California Land Use & Development Law Report

Court Upholds EIR for UCSF Parnassus Expansion Against Wide-Ranging CEQA Claims

Housing Buildings

The First District Court of Appeal has approved an EIR analyzing a proposed fifty percent increase in density at the Parnassus campus of the University of California, San Francisco. 

Yerba Buena Neighborhood Consortium, LLC v. Regents of the University of California, 95 Cal.App.5th 779 (2023, petitions for review filed 10/30/2023).

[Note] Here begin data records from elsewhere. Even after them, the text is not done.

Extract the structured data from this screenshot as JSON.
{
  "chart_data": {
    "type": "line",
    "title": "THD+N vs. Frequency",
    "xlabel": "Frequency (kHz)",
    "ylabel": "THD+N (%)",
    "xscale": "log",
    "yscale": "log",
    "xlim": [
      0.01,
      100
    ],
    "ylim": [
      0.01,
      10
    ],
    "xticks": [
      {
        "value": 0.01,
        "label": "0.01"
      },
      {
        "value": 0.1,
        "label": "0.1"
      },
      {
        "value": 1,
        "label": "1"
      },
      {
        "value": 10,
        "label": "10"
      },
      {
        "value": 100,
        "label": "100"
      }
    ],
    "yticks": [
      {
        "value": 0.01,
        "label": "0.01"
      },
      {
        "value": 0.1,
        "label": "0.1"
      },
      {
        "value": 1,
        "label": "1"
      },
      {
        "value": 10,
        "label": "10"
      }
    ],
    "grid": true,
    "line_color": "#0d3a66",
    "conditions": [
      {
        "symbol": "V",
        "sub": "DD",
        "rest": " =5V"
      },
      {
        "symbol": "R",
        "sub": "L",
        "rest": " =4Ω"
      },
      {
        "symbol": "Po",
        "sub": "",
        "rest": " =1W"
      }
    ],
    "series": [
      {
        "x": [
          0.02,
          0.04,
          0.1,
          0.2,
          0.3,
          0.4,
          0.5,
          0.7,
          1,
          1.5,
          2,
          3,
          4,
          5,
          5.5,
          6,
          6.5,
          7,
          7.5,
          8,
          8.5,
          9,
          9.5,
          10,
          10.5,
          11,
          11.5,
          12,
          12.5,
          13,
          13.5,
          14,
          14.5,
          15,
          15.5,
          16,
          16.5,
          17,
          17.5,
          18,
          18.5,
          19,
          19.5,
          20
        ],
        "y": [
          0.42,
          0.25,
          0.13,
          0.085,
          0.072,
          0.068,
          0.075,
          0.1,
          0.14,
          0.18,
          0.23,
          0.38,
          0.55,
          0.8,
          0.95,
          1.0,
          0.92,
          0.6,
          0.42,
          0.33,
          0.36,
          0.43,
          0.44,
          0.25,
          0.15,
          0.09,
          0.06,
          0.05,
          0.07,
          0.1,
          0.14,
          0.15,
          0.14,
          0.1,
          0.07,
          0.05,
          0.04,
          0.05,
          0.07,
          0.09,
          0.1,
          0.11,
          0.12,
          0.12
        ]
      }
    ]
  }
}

In the five published sections of a much longer opinion, the court rejected neighbors' claims, holding that:

  • The EIR considered a reasonable range of alternatives to the proposed project and was not required to analyze an additional project alternative focused on constructing a large hospital building at a different UCSF campus. The court relied on two CEQA principles:
    • An alternatives analysis is not required to include both alternatives to the project and alternatives to its location; and
    • CEQA "alternatives" are alternatives to the project as a whole, not alternatives to only one component of the project, such as one building in a campus-wide redevelopment plan.
  • The EIR incorrectly analyzed the project's impacts to public transit as informational only rather than as CEQA impacts, but the error did not preclude informed participation by the decisionmakers and the public, and therefore did not require invalidation of the EIR.
  • UCSF was not required to preserve historically significant buildings even if they could be repaired and reused for some purpose; the proposed project required their demolition to make way for new buildings as part of the campus revitalization plan. An alternative may be rejected as infeasible if it is "impractical or undesirable from a policy standpoint."
  • The EIR was not required to analyze aesthetic impacts because the project met the criteria of CEQA section 21099(d)(1), which provides that aesthetic impacts of a "residential, mixed-use residential, or employment center project on an infill site within a transit priority area shall not be considered significant impacts on the environment." In a case of first impression, the court held that despite the campus's "Public" zoning on San Francisco's zoning map, the city's zoning did not govern; the university's own "functional zones" allowed commercial uses; and therefore the project satisfied the restriction of "employment center projects" to sites that are zoned for commercial use.
  • The EIR adequately identified mitigation measures for the project's wind impacts. Distinguishing – with difficulty – the analysis in East Oakland Stadium Alliance v. City of Oakland, 89 Cal.App.5th 1226 (2023), which reached the opposite result, the court held that the project's wind mitigation measures were just certain enough to meet CEQA requirements.